The state would have to pre-pay postage on absentee ballots if a bill introduced this week passes in the legislature. “The postage, while only a small amount, amounts to the poll tax for many of our citizens,” the bill says.
“We should be lowering barriers to voting not raising barriers, especially when it’s a mandatory-mail ballot,” says State representative Bob Hasegawa (D-11), the bill’s prime sponsor. Thirty-eight of Washington’s 39 counties conduct elections exclusively via mail.
Sure, getting a stamp for a ballot seems painless; nonetheless, I agree strongly with Hasegawa. Most people—especially younger voters—don’t have stamps laying around because they use email. Most post offices around Seattle stopped selling stamps individually from vending machines, so folks have to wait in a long line during business hours to visit a teller—an obstacle to voting for the working class.
“If you don’t have the stamp readily available, then the ballot sits on your desk,” Hasegawa says. “Before you know it, you’ve missed the deadline to turn it in.”

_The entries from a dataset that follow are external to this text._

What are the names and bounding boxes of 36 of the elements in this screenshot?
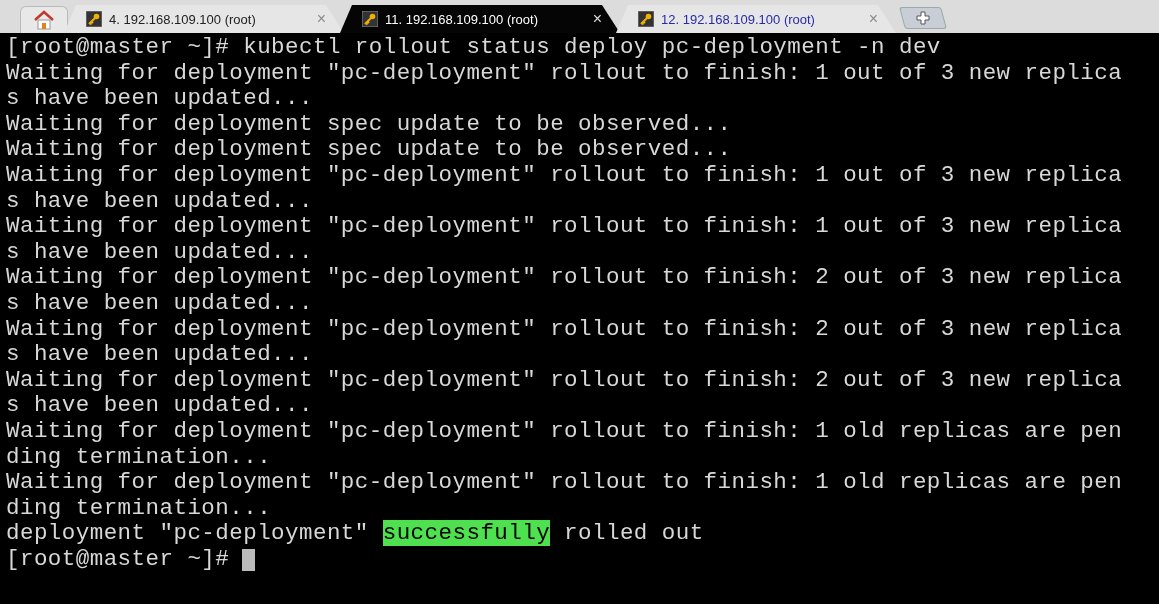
terminal-line: s have been updated... <box>6 342 314 368</box>
terminal-line: Waiting for deployment "pc-deployment" rollout to finish: 2 out of 3 new replica <box>6 265 1124 291</box>
terminal-line: s have been updated... <box>6 188 314 215</box>
plus-icon <box>916 11 930 25</box>
home-tab[interactable] <box>20 6 68 33</box>
terminal-line: ding termination... <box>6 495 273 522</box>
terminal-line: Waiting for deployment "pc-deployment" rollout to finish: 2 out of 3 new replica <box>6 367 1124 394</box>
terminal-line: Waiting for deployment "pc-deployment" rollout to finish: 1 out of 3 new replica <box>6 214 1124 240</box>
terminal-line: Waiting for deployment spec update to be observed... <box>6 111 733 138</box>
text-cursor-icon <box>242 548 256 571</box>
terminal-line: Waiting for deployment "pc-deployment" rollout to finish: 1 out of 3 new replica <box>6 162 1124 189</box>
session-tab[interactable]: 4. 192.168.109.100 (root) × <box>64 5 344 33</box>
terminal-line: s have been updated... <box>6 239 314 266</box>
close-tab-button[interactable]: × <box>592 10 602 28</box>
tab-title: 11. 192.168.109.100 (root) <box>385 11 539 27</box>
terminal-line: s have been updated... <box>6 290 314 317</box>
shell-prompt: [root@master ~]# <box>6 546 230 573</box>
terminal-line: ding termination... <box>6 444 273 471</box>
tab-title: 12. 192.168.109.100 (root) <box>661 11 816 27</box>
new-tab-button[interactable] <box>899 7 947 29</box>
terminal-line: deployment "pc-deployment" successfully rolled out <box>6 521 705 547</box>
terminal-line: Waiting for deployment "pc-deployment" rollout to finish: 1 old replicas are pen <box>6 470 1124 496</box>
session-tab[interactable]: 11. 192.168.109.100 (root) × <box>340 5 620 33</box>
terminal-line: Waiting for deployment "pc-deployment" rollout to finish: 2 out of 3 new replica <box>6 316 1124 343</box>
key-icon <box>86 11 102 27</box>
key-icon <box>362 11 378 27</box>
home-icon <box>33 10 55 30</box>
key-icon <box>638 11 654 27</box>
session-tab[interactable]: 12. 192.168.109.100 (root) × <box>616 5 896 33</box>
terminal-line: Waiting for deployment "pc-deployment" rollout to finish: 1 out of 3 new replica <box>6 60 1124 87</box>
terminal-line: s have been updated... <box>6 86 314 112</box>
terminal-line: [root@master ~]# kubectl rollout status deploy pc-deployment -n dev <box>6 35 942 61</box>
terminal-line: Waiting for deployment spec update to be observed... <box>6 137 733 163</box>
terminal-line: Waiting for deployment "pc-deployment" rollout to finish: 1 old replicas are pen <box>6 418 1124 445</box>
terminal-line: s have been updated... <box>6 393 314 419</box>
tab-title: 4. 192.168.109.100 (root) <box>109 11 257 27</box>
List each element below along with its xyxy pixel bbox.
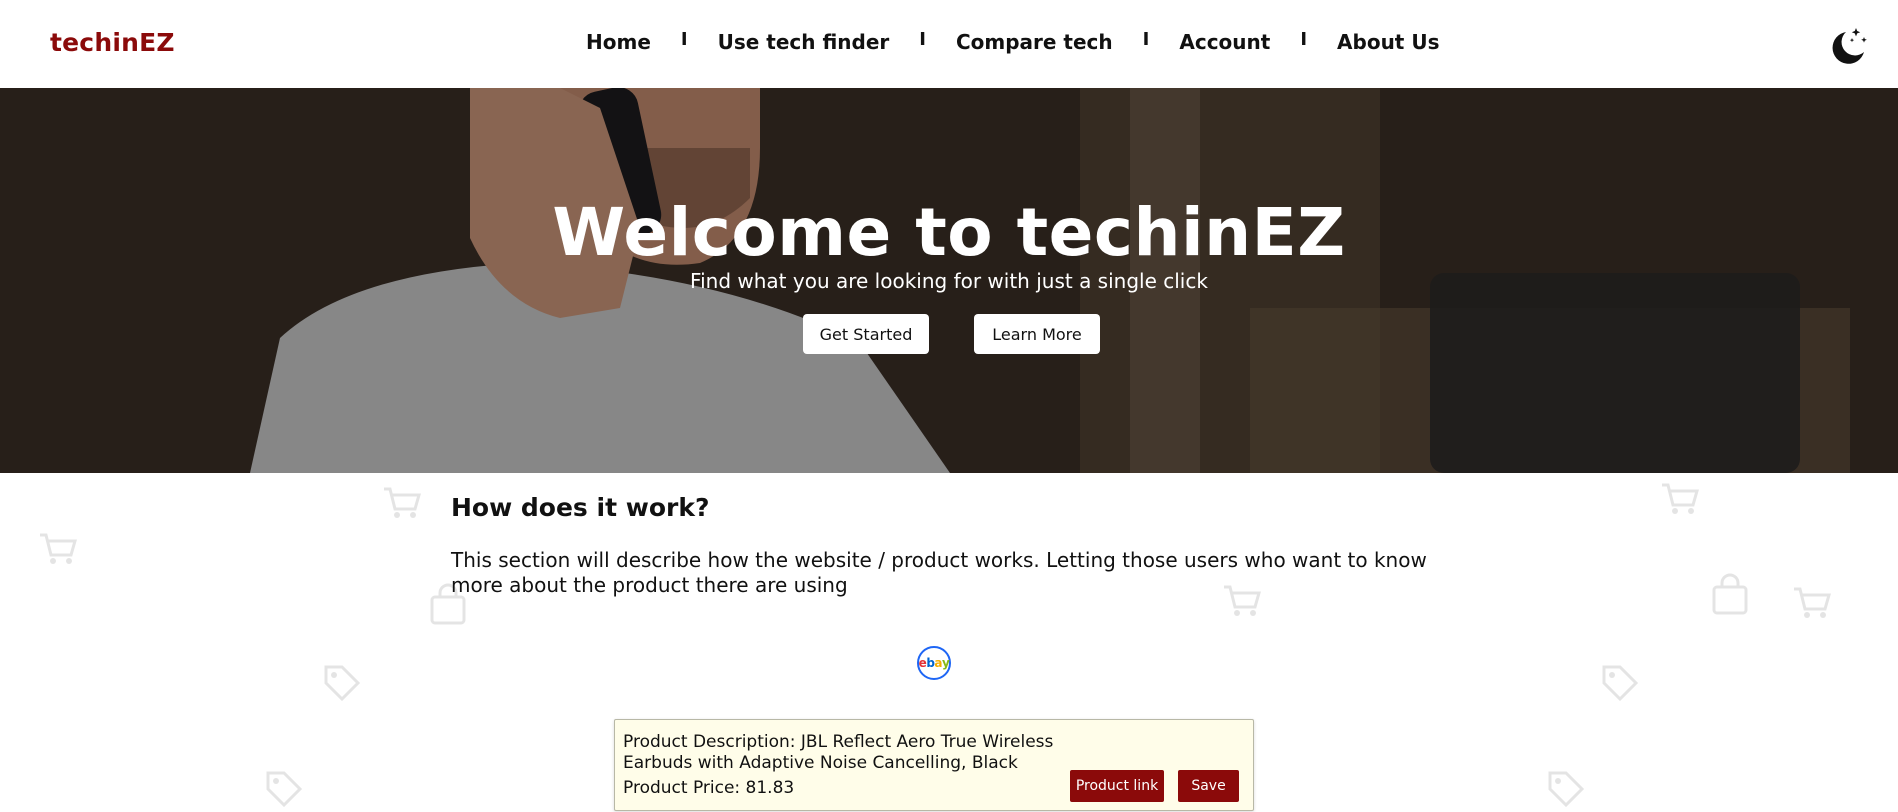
tag-watermark-icon	[1548, 771, 1585, 808]
ebay-letter-e: e	[918, 656, 927, 670]
cart-watermark-icon	[1662, 483, 1699, 514]
tag-watermark-icon	[1602, 665, 1639, 702]
product-description: Product Description: JBL Reflect Aero Tr…	[623, 732, 1054, 773]
learn-more-button[interactable]: Learn More	[974, 314, 1100, 354]
cart-watermark-icon	[40, 533, 77, 564]
cart-watermark-icon	[1794, 587, 1831, 618]
nav-home[interactable]: Home	[586, 30, 651, 54]
save-button[interactable]: Save	[1178, 770, 1239, 802]
get-started-button[interactable]: Get Started	[803, 314, 929, 354]
navbar: techinEZ Home I Use tech finder I Compar…	[0, 0, 1898, 88]
moon-stars-icon[interactable]	[1826, 24, 1870, 64]
main-nav: Home I Use tech finder I Compare tech I …	[586, 28, 1439, 55]
product-price: Product Price: 81.83	[623, 778, 795, 798]
nav-separator: I	[1300, 28, 1308, 50]
ebay-logo: ebay	[917, 646, 951, 680]
how-it-works-heading: How does it work?	[451, 493, 710, 522]
hero-subtitle: Find what you are looking for with just …	[690, 269, 1208, 293]
hero-title: Welcome to techinEZ	[552, 194, 1346, 271]
nav-use-tech-finder[interactable]: Use tech finder	[718, 30, 890, 54]
nav-compare-tech[interactable]: Compare tech	[956, 30, 1113, 54]
tag-watermark-icon	[266, 771, 303, 808]
nav-about-us[interactable]: About Us	[1337, 30, 1439, 54]
ebay-letter-b: b	[926, 656, 935, 670]
cart-watermark-icon	[384, 487, 421, 518]
ebay-letter-a: a	[934, 656, 943, 670]
product-card: Product Description: JBL Reflect Aero Tr…	[614, 719, 1254, 811]
hero-banner: Welcome to techinEZ Find what you are lo…	[0, 88, 1898, 473]
brand-logo[interactable]: techinEZ	[50, 28, 175, 57]
nav-separator: I	[1142, 28, 1150, 50]
tag-watermark-icon	[324, 665, 361, 702]
product-link-button[interactable]: Product link	[1070, 770, 1164, 802]
nav-separator: I	[680, 28, 688, 50]
how-it-works-text: This section will describe how the websi…	[451, 548, 1427, 597]
ebay-letter-y: y	[942, 656, 950, 670]
main-content: How does it work? This section will desc…	[0, 473, 1898, 812]
nav-account[interactable]: Account	[1179, 30, 1270, 54]
nav-separator: I	[919, 28, 926, 50]
bag-watermark-icon	[1712, 573, 1748, 615]
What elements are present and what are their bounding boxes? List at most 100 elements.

But, considering the state's $6 billion budget deficit, this is a terrible year to pinch from the coffers to raise the price of running elections. For example, the 2008 general election produced a record voter turnout: Of Washington’s 3.6 million registered voters, 3.1 million voted. Multiply that turnout by a 42-cent stamp, and counties would pick up a $1.3 million dollar postage tab—and that’s just the general election. So good idea, but not this year.
UPDATE: Folks in comments are arguing that stamps are for sale at post office vending machines. They added that that if stamps aren't in vending machines, they're for sale from a scale at the post office that weighs letters, accepts cash, and spits out stamps. So I, your intrepid servant, investigated.
Fact one: The post office has done away with stamp vending machines. "If you look all over the country, the stamp vending machines are gone," says David Mattson, a clerk at the Broadway Station post office. "They took them out around six months ago because maintaining them was not cost effective."
Fact two: At the Broadway post office, the scale doesn't spit out stamps. Instruction number seven on the sign next to the machine says, "Purchase postage stamps from the stamp machines" (of which there is none).